Leyendo esta monumental y desconocida obra, he viajado al Chocó y ahora siento que he vivido allí durante años. El título es solo un esbozo de la gran pintura que Palacios narra en cada frase; él pinta el paisaje chocoano más hermoso que puedas ver alguna vez a través en sus delicados párrafos.
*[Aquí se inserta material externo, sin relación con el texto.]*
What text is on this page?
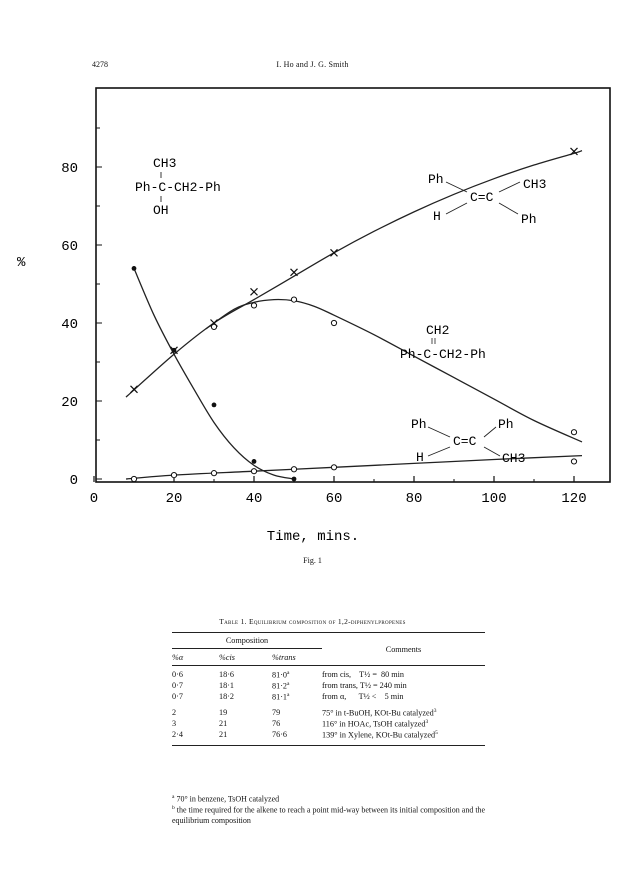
4278	I. Ho and J. G. Smith
0	20	40	60	80	100	120
0
20
40
60
80
%
Time, mins.
CH3
Ph-C-CH2-Ph
OH
Ph	CH3
C=C
H	Ph
CH2
Ph-C-CH2-Ph
Ph	Ph
C=C
H	CH3
Fig. 1
Table 1. Equilibrium composition of 1,2-diphenylpropenes

Composition			Comments
%α	%cis	%trans	

0·6	18·6	$81\cdot 0^a$	from cis,    T½ =  80 min
0·7	18·1	$81\cdot 2^a$	from trans, T½ = 240 min
0·7	18·2	$81\cdot 1^a$	from α,      T½ <    5 min

2	19	79	75° in t-BuOH, KOt-Bu catalyzed$^3$
3	21	76	116° in HOAc, TsOH catalyzed$^3$
2·4	21	76·6	139° in Xylene, KOt-Bu catalyzed$^5$

$^a$ 70° in benzene, TsOH catalyzed
$^b$ the time required for the alkene to reach a point mid-way between its initial composition and the equilibrium composition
En líneas breves conoces este departamento del pacífico que, a pesar de que los hechos transcurren hace décadas, hoy esta tierra y su gente permanecen en condiciones muy parecidas: pobreza, violencia, desnutrición, musicalidad, fiesta, compañerismo.

En las primeras páginas, una escena me dejó la sangre helada: un niño negro trepa a los árboles de esta densa selva, huyendo aterrorizado de su padre, luego de que este encontrara en la corteza de un árbol unos signos extraños que, no obstante, sabía que eran letras del alfabeto: el niño era perseguido con la correa por querer aprender a leer y soñar con ser profesor, en una región donde las únicas palabras que existían eran las que nacían al hablar.

Son muchos personajes los que van surgiendo en la obra, unos enlazando a otros, metiéndolos al ruedo para luego irse y desaparecer; se van transformando los luguares que pisan y van viajando entre ellos en breves parpadeos: pasan del Chocó a Bogotá, saltan a los llanos orientales, van a campos lejanos y desconocidos, y vuelven a culminar en esa Bogotá lluviosa, fría, con gente vestida al estilo inglés; esa Bogotá que terminaría ardiendo en 1948 y cuya violencia partiría en dos la historia del país. Y claro, sus personajes inmersos en esa ciudad ardiente y peligrosa, socavando los problemas para encontrar salidas inesperadas.

La belleza y la muerte están presentes siempre. Con la misma intensidad y la misma melodía. En las sencillas palabras de esta obra se puede respirar el aire húmedo y caluroso de Quibdó, escuchar los pasos y las tazas de café de la multitudinaria Bogotá, escuchar el galope de docenas de caballos atravesando el desolado llano. Asimismo, hallarás muertos que fueron acribillados a sangre fría, sin importar edad ni sexo, color ni estatus. Todos hacen parte de ese hermoso paisaje colombiano y de esa horrible y cruda historia que a veces parece irremediable.

Por favor, si usted me está leyendo, búsque esta inmensa obra y léala y compártala. Báñese con esa poesía escrita hace seis décadas, inspirada en las selvas y las ciudades y en el hombre que habita en ellas.